Властелин Руси (Посняков) - страница 133

Эх, Лашк, Лашк — и на что бросил ты свои родные леса и нивы, озера, полные сладкой воды, и многорыбные реки — Капшу, Пашу, Пяльицу? Зачем понесло тебя в далекие чужие страны? За славой? Богатством? Честью? А сам-то ты, Дивьян?

— Мы похороним его, — обернувшись, посмурнел лицом ярл. — Но не сейчас. Дивьян, на тебе рог! Дуй общий сбор!

— Но я не знаю как.

— Просто дуй — и все.

Дивьян дунул — вырвавшийся из тяжелого рога звук напоминал рык медведя и крик раненой рыси. С соседней ладьи тоже отозвался рог, и со следующей, и чуть дальше…

На мачте ладьи Хельги-ярла взвилось синее боевое знамя.

— Где Мистислав? — оглядывая воинов, спросил ярл.

— Погиб с честью.

— Дурень… Слушайте мою волю. — Он вдруг улыбнулся, выпрямился и словно даже стал выше ростом, хотя и так был не маленький, — все ладьи, кои нельзя починить, а также те, кои чинить долго, сожжем сами, да так, чтобы горели как можно ярче.

— Не будут они ярче, — покачал головой Снорри. — Разве что хворосту с берега притащить?

— Вот-вот, — закивал Хельги. — Пошлете людей — пусть притащат.

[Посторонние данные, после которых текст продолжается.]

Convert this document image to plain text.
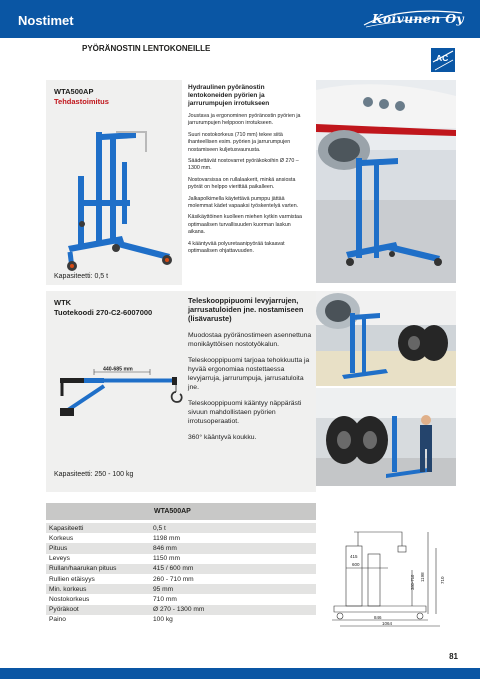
Nostimet	Koivunen Oy
PYÖRÄNOSTIN LENTOKONEILLE
AC
WTA500AP
Tehdastoimitus
Kapasiteetti: 0,5 t
Hydraulinen pyöränostin lentokoneiden pyörien ja jarrurumpujen irrotukseen

Joustava ja ergonominen pyöränostin pyörien ja jarrurumpujen helppoon irrotukseen.

Suuri nostokorkeus (710 mm) tekee siitä ihanteellisen esim. pyörien ja jarrurumpujen nostamiseen kuljetusvaunusta.

Säädettävät nostovarret pyöräkokoihin Ø 270 – 1300 mm.

Nostovarsissa on rullalaakerit, minkä ansiosta pyörät on helppo vierittää paikalleen.

Jalkapolkimella käytettävä pumppu jättää molemmat kädet vapaaksi työskentelyä varten.

Käsikäyttöinen kuolleen miehen kytkin varmistaa optimaalisen turvallisuuden kuorman laskun aikana.

4 kääntyvää polyuretaanipyörää takaavat optimaalisen ohjattavuuden.

WTK
Tuotekoodi 270-C2-6007000
Kapasiteetti: 250 - 100 kg
440-685 mm
Teleskooppipuomi levyjarrujen, jarrusatuloiden jne. nostamiseen (lisävaruste)

Muodostaa pyöränostimeen asennettuna monikäyttöisen nostotyökalun.

Teleskooppipuomi tarjoaa tehokkuutta ja hyvää ergonomiaa nostettaessa levyjarruja, jarrurumpuja, jarrusatuloita jne.

Teleskooppipuomi kääntyy näppärästi sivuun mahdollistaen pyörien irrotusoperaatiot.

360° kääntyvä koukku.

WTA500AP
Kapasiteetti	0,5 t
Korkeus	1198 mm
Pituus	846 mm
Leveys	1150 mm
Rullan/haarukan pituus	415 / 600 mm
Rullien etäisyys	260 - 710 mm
Min. korkeus	95 mm
Nostokorkeus	710 mm
Pyöräkoot	Ø 270 - 1300 mm
Paino	100 kg
415
600
380-710 1198	710
846
1064
81
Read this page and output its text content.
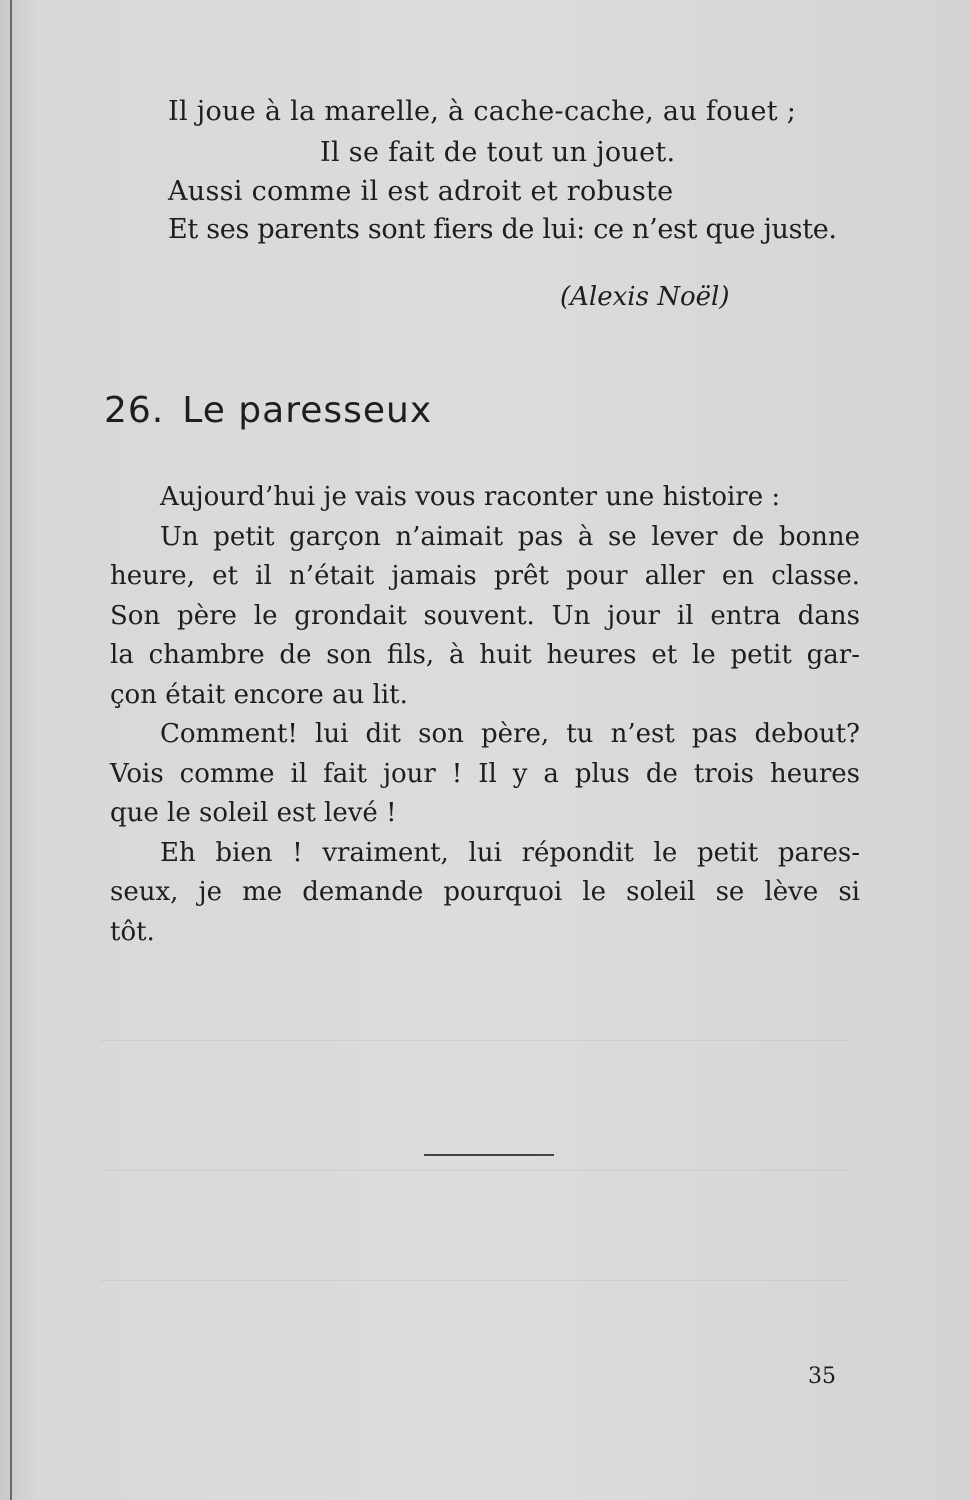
Il joue à la marelle, à cache-cache, au fouet ;
Il se fait de tout un jouet.
Aussi comme il est adroit et robuste
Et ses parents sont fiers de lui: ce n’est que juste.
(Alexis Noël)
26. Le paresseux
Aujourd’hui je vais vous raconter une histoire :
Un petit garçon n’aimait pas à se lever de bonne
heure, et il n’était jamais prêt pour aller en classe.
Son père le grondait souvent. Un jour il entra dans
la chambre de son fils, à huit heures et le petit gar-
çon était encore au lit.
Comment! lui dit son père, tu n’est pas debout?
Vois comme il fait jour ! Il y a plus de trois heures
que le soleil est levé !
Eh bien ! vraiment, lui répondit le petit pares-
seux, je me demande pourquoi le soleil se lève si
tôt.
35
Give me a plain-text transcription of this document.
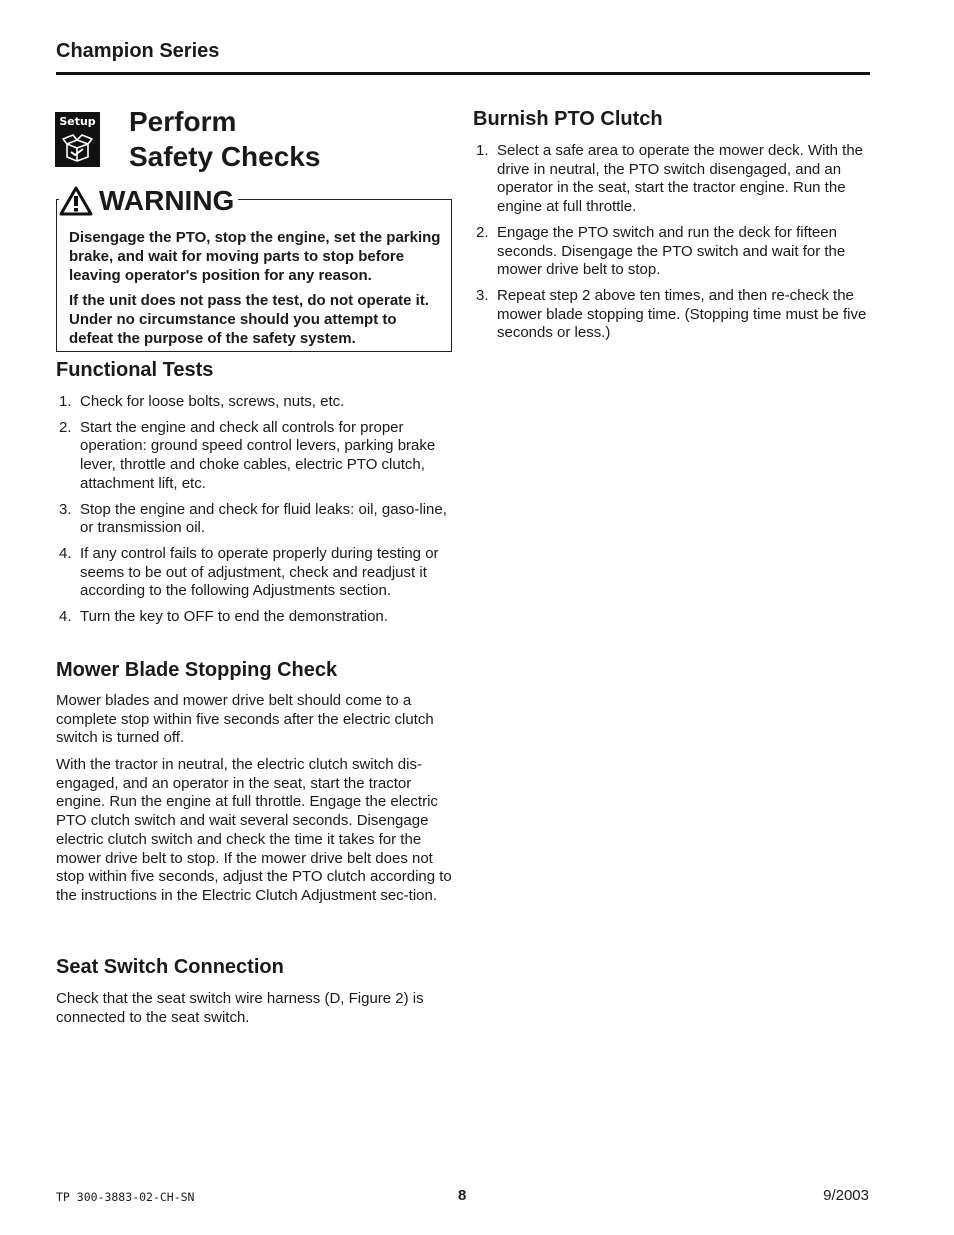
Champion Series
Setup Perform
Safety Checks
WARNING

Disengage the PTO, stop the engine, set the parking brake, and wait for moving parts to stop before leaving operator's position for any reason.

If the unit does not pass the test, do not operate it. Under no circumstance should you attempt to defeat the purpose of the safety system.

Functional Tests
1. Check for loose bolts, screws, nuts, etc.
2. Start the engine and check all controls for proper operation: ground speed control levers, parking brake lever, throttle and choke cables, electric PTO clutch, attachment lift, etc.
3. Stop the engine and check for fluid leaks: oil, gaso-line, or transmission oil.
4. If any control fails to operate properly during testing or seems to be out of adjustment, check and readjust it according to the following Adjustments section.
4. Turn the key to OFF to end the demonstration.
Mower Blade Stopping Check

Mower blades and mower drive belt should come to a complete stop within five seconds after the electric clutch switch is turned off.

With the tractor in neutral, the electric clutch switch dis-engaged, and an operator in the seat, start the tractor engine. Run the engine at full throttle. Engage the electric PTO clutch switch and wait several seconds. Disengage electric clutch switch and check the time it takes for the mower drive belt to stop. If the mower drive belt does not stop within five seconds, adjust the PTO clutch according to the instructions in the Electric Clutch Adjustment sec-tion.

Seat Switch Connection

Check that the seat switch wire harness (D, Figure 2) is connected to the seat switch.

Burnish PTO Clutch
1. Select a safe area to operate the mower deck. With the drive in neutral, the PTO switch disengaged, and an operator in the seat, start the tractor engine. Run the engine at full throttle.
2. Engage the PTO switch and run the deck for fifteen seconds. Disengage the PTO switch and wait for the mower drive belt to stop.
3. Repeat step 2 above ten times, and then re-check the mower blade stopping time. (Stopping time must be five seconds or less.)
TP 300-3883-02-CH-SN	8	9/2003
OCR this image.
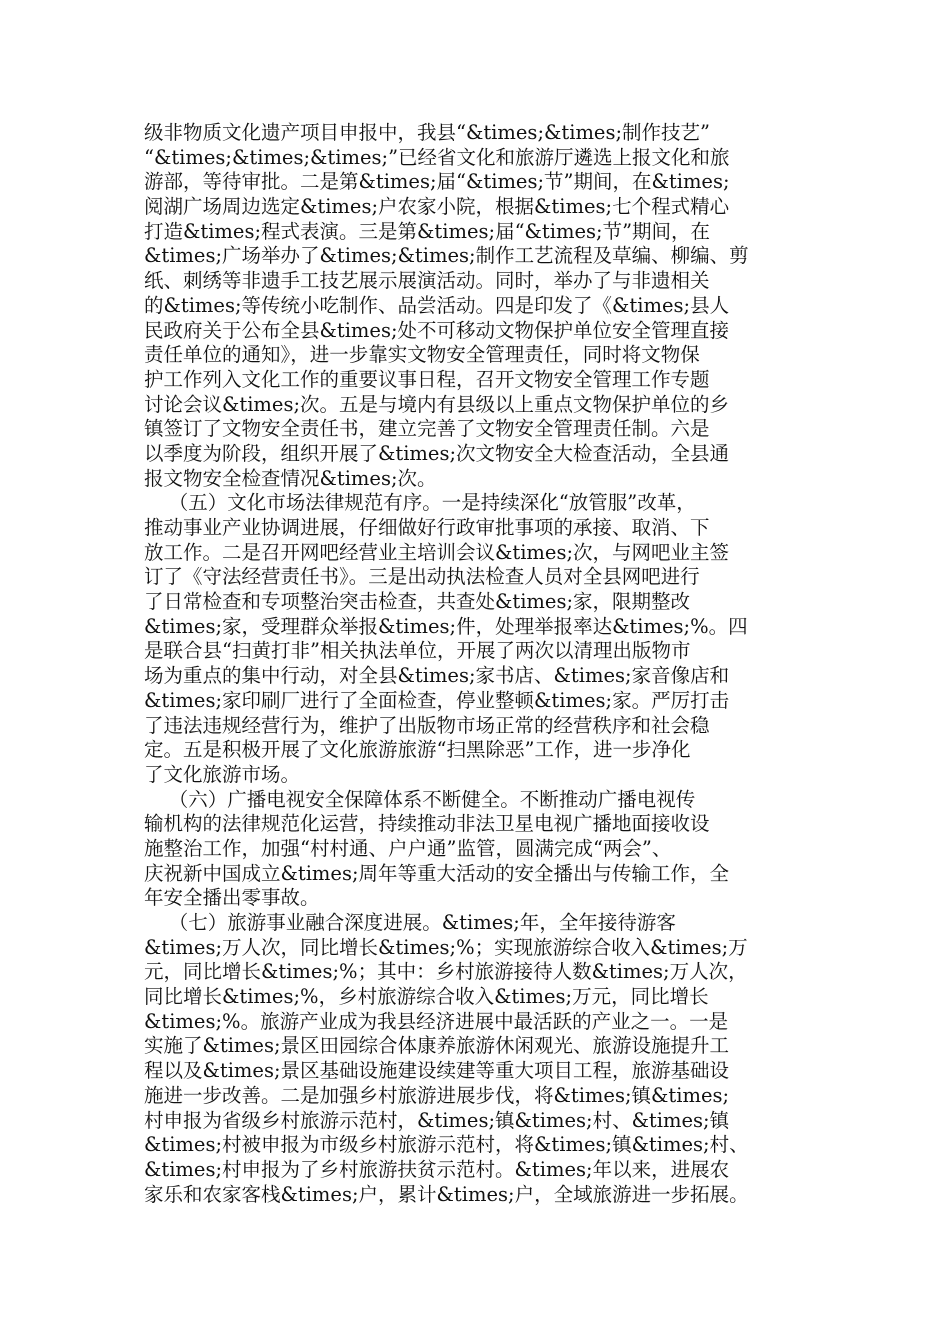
级非物质文化遗产项目申报中，我县“&times;&times;制作技艺”
“&times;&times;&times;”已经省文化和旅游厅遴选上报文化和旅
游部，等待审批。二是第&times;届“&times;节”期间，在&times;
阅湖广场周边选定&times;户农家小院，根据&times;七个程式精心
打造&times;程式表演。三是第&times;届“&times;节”期间，在
&times;广场举办了&times;&times;制作工艺流程及草编、柳编、剪
纸、刺绣等非遗手工技艺展示展演活动。同时，举办了与非遗相关
的&times;等传统小吃制作、品尝活动。四是印发了《&times;县人
民政府关于公布全县&times;处不可移动文物保护单位安全管理直接
责任单位的通知》，进一步靠实文物安全管理责任，同时将文物保
护工作列入文化工作的重要议事日程，召开文物安全管理工作专题
讨论会议&times;次。五是与境内有县级以上重点文物保护单位的乡
镇签订了文物安全责任书，建立完善了文物安全管理责任制。六是
以季度为阶段，组织开展了&times;次文物安全大检查活动，全县通
报文物安全检查情况&times;次。
（五）文化市场法律规范有序。一是持续深化“放管服”改革，
推动事业产业协调进展，仔细做好行政审批事项的承接、取消、下
放工作。二是召开网吧经营业主培训会议&times;次，与网吧业主签
订了《守法经营责任书》。三是出动执法检查人员对全县网吧进行
了日常检查和专项整治突击检查，共查处&times;家，限期整改
&times;家，受理群众举报&times;件，处理举报率达&times;%。四
是联合县“扫黄打非”相关执法单位，开展了两次以清理出版物市
场为重点的集中行动，对全县&times;家书店、&times;家音像店和
&times;家印刷厂进行了全面检查，停业整顿&times;家。严厉打击
了违法违规经营行为，维护了出版物市场正常的经营秩序和社会稳
定。五是积极开展了文化旅游旅游“扫黑除恶”工作，进一步净化
了文化旅游市场。
（六）广播电视安全保障体系不断健全。不断推动广播电视传
输机构的法律规范化运营，持续推动非法卫星电视广播地面接收设
施整治工作，加强“村村通、户户通”监管，圆满完成“两会”、
庆祝新中国成立&times;周年等重大活动的安全播出与传输工作，全
年安全播出零事故。
（七）旅游事业融合深度进展。&times;年，全年接待游客
&times;万人次，同比增长&times;%；实现旅游综合收入&times;万
元，同比增长&times;%；其中：乡村旅游接待人数&times;万人次，
同比增长&times;%，乡村旅游综合收入&times;万元，同比增长
&times;%。旅游产业成为我县经济进展中最活跃的产业之一。一是
实施了&times;景区田园综合体康养旅游休闲观光、旅游设施提升工
程以及&times;景区基础设施建设续建等重大项目工程，旅游基础设
施进一步改善。二是加强乡村旅游进展步伐，将&times;镇&times;
村申报为省级乡村旅游示范村，&times;镇&times;村、&times;镇
&times;村被申报为市级乡村旅游示范村，将&times;镇&times;村、
&times;村申报为了乡村旅游扶贫示范村。&times;年以来，进展农
家乐和农家客栈&times;户，累计&times;户，全域旅游进一步拓展。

Оставим около горящих ладей нескольких человек — пусть поддерживают пламя. Надеюсь, ромеи не замедлят доложить своему императору о полном разгроме нашего флота. А мы заставим их в это поверить… Все остальные — уходим в обратный путь!

— Как так? — захлопал ресницами Снорри.

— Так, — рассмеялся ярл. — Идем до тех пор, пока не скроется из виду самая высокая башня Царьграда. Паруса не подымать, таиться берегами, я очень не хочу, чтобы ромеи нас видели. Уж больно ловки их соглядатаи!

— Да, мой ярл! Вчера еще двух поймали.

— Повесили?

— Отрубили головы.

Положив руку на плечо Снорри, Хельги улыбнулся:

— Хочется верить, что оставшиеся соглядатаи все ж таки успели доложить императору о том, что наши ждут подкрепления. Я имею в виду Дирмунда.

— Да, но у него не так много ладей. В основном конница и пешие вои. И они будут идти долго.

— Вот именно. — Ярл посмотрел в подернувшееся вечерней дымкой небо. — А мы явимся уже утром.


Лашка, в числе других погибших, с почестями похоронили на крутом берегу Мисемврии — так называлась местность, идущая от самых границ империи. Свет погребальных костров, пугая окрестных пастухов и крестьян, рассеял глухую синеву ночи, и сотни молодых глоток затянули погребальную песню.

— Я отомщу за тебя, Лашк, — устремив глаза в небо, упрямо шептал Дивьян. — Отомщу, и душа твоя будет довольна в том, лучшем, мире… Впрочем, она, наверное, и так довольна — ведь ты погиб как воин.


А утром уцелевшие от разгрома ладьи, подняв паруса, пошли к Царьграду.